Ron lit the cigarette with a flick of his wand. Ignoring Draco's question, he asked softly, "What did you want to be when you grew up, Draco? I wanted to play Quidditch for the Cannons, and after that I wanted to be an Auror."

Draco hated to play Let's Pretend, but there was something about the night, the warmth of Indian summer, that made him go along. "I wanted to fly Muggle planes," he answered. "When I was seven or so. And I wanted to be a pop star. And after that--after that, I wanted to be Voldemort's second-in-command."

"It's funny, isn't it, how some people's dreams have a way of coming true," Ron said pensively. "How you dreamed of glory on a white horse under a black flag and Harry dreamed of Voldemort dying and I dreamed of marrying Hermione, and she dreamed of being Minister of Magic, and it all came true? What Dumbledore wanted--it was beautiful in theory, but I don't think he'll like it much once it comes true."

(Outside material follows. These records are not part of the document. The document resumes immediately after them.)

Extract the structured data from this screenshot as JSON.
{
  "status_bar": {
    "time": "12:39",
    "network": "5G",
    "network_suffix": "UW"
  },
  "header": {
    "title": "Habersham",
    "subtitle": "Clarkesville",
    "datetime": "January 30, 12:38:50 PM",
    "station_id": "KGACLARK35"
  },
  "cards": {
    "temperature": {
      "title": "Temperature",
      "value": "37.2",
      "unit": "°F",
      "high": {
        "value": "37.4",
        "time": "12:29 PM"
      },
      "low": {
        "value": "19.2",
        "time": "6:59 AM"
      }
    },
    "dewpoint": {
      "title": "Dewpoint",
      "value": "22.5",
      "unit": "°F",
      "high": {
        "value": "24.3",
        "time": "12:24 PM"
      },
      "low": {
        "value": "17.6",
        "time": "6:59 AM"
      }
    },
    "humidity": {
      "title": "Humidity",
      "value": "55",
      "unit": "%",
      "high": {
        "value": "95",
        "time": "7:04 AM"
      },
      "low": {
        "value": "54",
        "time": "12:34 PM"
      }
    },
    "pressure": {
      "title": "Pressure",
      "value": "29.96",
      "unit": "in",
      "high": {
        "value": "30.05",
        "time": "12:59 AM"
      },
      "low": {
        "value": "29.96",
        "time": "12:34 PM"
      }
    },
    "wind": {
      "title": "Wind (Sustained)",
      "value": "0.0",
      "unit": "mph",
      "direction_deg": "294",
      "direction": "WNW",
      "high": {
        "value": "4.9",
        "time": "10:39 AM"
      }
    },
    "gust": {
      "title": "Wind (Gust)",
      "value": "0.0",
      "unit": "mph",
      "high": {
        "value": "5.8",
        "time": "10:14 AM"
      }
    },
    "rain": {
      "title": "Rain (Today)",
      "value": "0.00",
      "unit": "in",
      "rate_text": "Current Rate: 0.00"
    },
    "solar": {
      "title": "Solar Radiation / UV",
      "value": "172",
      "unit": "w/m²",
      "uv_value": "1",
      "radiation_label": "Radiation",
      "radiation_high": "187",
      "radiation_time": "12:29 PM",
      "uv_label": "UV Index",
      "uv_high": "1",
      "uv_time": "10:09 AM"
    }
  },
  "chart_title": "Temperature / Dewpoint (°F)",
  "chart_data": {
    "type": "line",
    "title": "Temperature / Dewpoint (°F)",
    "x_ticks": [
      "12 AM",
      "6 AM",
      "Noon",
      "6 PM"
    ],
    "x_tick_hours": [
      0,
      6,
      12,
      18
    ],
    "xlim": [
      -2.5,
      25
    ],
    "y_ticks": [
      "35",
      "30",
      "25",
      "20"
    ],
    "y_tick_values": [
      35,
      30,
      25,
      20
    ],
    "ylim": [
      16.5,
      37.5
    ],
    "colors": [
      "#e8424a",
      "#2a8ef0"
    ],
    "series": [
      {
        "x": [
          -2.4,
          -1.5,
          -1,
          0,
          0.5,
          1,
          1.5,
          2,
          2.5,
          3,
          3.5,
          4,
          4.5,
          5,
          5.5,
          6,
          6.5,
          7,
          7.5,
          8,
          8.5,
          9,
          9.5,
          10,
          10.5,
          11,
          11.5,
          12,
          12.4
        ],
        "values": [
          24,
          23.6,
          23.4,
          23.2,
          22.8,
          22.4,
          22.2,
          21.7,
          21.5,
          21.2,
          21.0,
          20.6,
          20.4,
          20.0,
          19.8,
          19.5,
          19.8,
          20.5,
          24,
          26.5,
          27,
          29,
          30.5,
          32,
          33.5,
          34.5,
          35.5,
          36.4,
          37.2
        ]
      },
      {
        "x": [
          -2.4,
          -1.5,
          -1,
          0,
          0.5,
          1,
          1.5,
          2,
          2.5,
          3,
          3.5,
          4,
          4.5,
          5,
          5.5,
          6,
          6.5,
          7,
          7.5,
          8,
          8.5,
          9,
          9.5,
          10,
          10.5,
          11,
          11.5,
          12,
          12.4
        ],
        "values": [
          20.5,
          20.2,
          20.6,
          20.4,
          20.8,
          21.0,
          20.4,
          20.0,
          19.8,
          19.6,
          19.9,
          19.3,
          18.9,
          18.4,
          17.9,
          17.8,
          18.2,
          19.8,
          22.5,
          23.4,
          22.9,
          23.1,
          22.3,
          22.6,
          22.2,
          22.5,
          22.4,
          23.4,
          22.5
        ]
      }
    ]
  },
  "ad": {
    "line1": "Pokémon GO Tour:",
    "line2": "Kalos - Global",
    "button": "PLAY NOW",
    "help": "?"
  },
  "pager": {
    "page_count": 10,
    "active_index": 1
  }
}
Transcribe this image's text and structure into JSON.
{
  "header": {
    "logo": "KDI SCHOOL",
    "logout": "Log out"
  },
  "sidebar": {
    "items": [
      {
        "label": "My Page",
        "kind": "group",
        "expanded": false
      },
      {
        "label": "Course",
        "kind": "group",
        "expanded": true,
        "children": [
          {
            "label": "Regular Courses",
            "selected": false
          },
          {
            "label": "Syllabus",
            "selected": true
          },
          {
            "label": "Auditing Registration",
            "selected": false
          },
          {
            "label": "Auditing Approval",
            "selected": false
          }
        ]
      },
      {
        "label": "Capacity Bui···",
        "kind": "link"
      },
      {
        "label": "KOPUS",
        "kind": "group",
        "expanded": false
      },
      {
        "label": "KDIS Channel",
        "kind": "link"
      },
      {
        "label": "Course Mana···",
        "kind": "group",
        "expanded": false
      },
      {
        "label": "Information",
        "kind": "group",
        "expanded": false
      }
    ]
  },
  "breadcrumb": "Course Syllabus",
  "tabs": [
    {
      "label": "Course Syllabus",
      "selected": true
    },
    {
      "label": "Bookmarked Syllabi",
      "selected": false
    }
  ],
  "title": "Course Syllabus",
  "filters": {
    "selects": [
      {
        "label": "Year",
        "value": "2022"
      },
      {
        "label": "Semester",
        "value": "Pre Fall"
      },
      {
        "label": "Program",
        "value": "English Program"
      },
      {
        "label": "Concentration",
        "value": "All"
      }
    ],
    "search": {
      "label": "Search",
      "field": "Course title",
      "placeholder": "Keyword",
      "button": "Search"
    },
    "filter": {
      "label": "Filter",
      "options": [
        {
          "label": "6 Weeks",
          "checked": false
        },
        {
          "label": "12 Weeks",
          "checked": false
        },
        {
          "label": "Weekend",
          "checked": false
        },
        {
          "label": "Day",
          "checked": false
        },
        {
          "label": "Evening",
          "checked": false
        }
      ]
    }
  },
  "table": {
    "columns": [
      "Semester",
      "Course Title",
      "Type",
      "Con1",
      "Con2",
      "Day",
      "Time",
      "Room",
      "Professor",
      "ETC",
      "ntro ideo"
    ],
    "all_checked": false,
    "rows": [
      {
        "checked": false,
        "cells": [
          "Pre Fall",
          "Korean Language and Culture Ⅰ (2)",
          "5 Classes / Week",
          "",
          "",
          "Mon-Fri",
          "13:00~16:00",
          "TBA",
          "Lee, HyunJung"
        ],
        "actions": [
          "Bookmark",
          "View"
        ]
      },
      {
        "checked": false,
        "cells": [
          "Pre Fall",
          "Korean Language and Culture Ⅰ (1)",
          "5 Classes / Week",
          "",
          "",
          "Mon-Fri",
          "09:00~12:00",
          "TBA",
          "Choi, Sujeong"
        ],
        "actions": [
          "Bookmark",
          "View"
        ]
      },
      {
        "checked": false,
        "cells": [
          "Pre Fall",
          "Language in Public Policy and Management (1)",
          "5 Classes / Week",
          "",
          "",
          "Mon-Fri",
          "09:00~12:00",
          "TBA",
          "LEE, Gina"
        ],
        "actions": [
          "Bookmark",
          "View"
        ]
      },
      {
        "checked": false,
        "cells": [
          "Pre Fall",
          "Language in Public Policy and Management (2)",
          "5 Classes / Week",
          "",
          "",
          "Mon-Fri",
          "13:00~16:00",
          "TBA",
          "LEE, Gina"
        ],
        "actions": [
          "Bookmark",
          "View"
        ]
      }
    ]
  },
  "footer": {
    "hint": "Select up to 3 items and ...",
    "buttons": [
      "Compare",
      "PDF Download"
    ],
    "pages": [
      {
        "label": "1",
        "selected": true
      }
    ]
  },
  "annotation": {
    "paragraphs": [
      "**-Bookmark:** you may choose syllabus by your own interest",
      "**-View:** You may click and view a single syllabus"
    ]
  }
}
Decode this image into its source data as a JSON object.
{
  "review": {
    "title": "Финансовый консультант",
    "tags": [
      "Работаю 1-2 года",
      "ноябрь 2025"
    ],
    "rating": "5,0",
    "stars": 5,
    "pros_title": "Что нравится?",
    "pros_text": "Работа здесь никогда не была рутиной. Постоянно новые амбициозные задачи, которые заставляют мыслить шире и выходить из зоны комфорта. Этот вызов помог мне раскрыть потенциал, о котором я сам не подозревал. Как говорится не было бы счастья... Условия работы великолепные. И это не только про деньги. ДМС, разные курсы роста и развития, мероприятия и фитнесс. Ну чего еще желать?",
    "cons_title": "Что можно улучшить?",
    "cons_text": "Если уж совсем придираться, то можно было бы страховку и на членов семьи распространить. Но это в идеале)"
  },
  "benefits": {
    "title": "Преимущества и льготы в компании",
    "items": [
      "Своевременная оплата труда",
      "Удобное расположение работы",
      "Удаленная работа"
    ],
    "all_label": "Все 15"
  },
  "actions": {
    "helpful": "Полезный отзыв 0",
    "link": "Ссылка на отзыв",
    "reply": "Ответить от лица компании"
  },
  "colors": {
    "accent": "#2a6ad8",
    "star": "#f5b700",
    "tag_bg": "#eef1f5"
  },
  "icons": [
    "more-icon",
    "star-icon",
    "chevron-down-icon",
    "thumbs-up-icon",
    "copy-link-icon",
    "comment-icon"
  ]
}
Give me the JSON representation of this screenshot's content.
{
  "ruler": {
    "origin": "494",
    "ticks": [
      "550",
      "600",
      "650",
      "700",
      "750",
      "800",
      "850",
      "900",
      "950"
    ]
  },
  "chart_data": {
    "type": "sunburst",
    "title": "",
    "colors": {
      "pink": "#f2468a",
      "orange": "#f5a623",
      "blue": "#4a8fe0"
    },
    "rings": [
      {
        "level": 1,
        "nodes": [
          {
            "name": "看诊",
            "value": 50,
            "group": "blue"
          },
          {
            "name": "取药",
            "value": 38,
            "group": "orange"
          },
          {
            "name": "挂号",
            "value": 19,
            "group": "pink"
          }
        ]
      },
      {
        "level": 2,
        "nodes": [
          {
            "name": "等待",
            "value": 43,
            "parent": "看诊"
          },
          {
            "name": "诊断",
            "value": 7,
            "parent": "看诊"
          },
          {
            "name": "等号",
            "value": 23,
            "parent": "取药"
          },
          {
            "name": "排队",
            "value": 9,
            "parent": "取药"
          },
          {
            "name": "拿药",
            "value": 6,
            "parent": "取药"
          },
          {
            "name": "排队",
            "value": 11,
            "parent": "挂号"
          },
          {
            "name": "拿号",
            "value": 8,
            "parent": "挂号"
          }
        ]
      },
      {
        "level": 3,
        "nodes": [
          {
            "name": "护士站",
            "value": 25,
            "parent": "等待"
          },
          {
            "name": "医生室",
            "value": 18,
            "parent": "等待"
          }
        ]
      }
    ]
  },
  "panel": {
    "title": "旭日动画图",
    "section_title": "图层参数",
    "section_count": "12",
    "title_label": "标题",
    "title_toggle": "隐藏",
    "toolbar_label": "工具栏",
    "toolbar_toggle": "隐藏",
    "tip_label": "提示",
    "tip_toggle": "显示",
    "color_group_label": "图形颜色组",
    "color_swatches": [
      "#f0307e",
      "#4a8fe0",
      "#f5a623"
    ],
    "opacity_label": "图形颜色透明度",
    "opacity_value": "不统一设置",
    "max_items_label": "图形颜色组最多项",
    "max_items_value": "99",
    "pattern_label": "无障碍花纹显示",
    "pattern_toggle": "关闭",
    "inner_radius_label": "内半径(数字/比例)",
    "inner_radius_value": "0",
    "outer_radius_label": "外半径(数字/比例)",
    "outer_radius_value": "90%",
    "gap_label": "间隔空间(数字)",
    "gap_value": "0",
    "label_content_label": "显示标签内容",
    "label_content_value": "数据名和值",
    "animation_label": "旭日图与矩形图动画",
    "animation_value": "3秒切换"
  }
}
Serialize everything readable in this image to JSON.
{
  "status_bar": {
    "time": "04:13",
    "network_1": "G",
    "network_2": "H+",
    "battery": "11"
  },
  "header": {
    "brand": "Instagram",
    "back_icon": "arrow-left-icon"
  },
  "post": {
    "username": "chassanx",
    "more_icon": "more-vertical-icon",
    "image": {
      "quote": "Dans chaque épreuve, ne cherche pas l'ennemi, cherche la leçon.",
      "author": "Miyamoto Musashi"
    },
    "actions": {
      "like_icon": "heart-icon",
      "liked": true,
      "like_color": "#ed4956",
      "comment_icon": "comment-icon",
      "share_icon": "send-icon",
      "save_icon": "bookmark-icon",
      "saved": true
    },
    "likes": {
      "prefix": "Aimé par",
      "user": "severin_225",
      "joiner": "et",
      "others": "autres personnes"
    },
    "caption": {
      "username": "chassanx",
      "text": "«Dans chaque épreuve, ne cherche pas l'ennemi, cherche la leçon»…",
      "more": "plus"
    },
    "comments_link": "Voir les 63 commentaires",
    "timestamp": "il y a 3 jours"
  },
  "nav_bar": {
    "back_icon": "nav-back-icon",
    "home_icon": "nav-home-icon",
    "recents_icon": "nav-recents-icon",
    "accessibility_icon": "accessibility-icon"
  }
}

"Your brother, Fred? His wife'll be posted abroad again?"

Ron nodded. "Why?"

Draco turned away. "I have a feeling," he said very quietly, "that it will be good to have friends in foreign countries soon. Friends with--contacts--in the Muggle world. Friends who're not unfamiliar with methods of making people disappear."

Ron said, lightly enough, "It's always good to have friends like that, I think." But Draco had seen his face change, and knew he understood. He would remember, and if things went badly, he would be prepared.

You saved the ones you could--that was what Draco remembered from the war. You saved the ones you could, and tried not to feel too guilty about the rest. You tried not to remember that Greg had wanted to be an Auror, too, or that Blaise had picked out names for her children, or that Pansy had dreamed of doing research on Muggles. You tried not to remember that while you did your best to get your own family and friends clear, there were a thousand and one families for whom the storm would break without warning.

He followed Ron back down to the living room. Hermione and Angelina Johnson-Weasley were arguing loudly about isolationism and the wizarding world while Potter and Fred looked on bemusedly. Draco slipped quietly into the room and sat down on the sofa, so close to Potter that their arms touched. Potter turned to him and smiled, that rare, sweet smile that Draco loved, and turned it unconvincingly into a frown as he remembered he was meant to be mad. Hermione paused to shoot Ron an evil glare (she hated him smoking because she felt he was a bad influence on Rain) and Fred took the opportunity to pull Angelina toward the door.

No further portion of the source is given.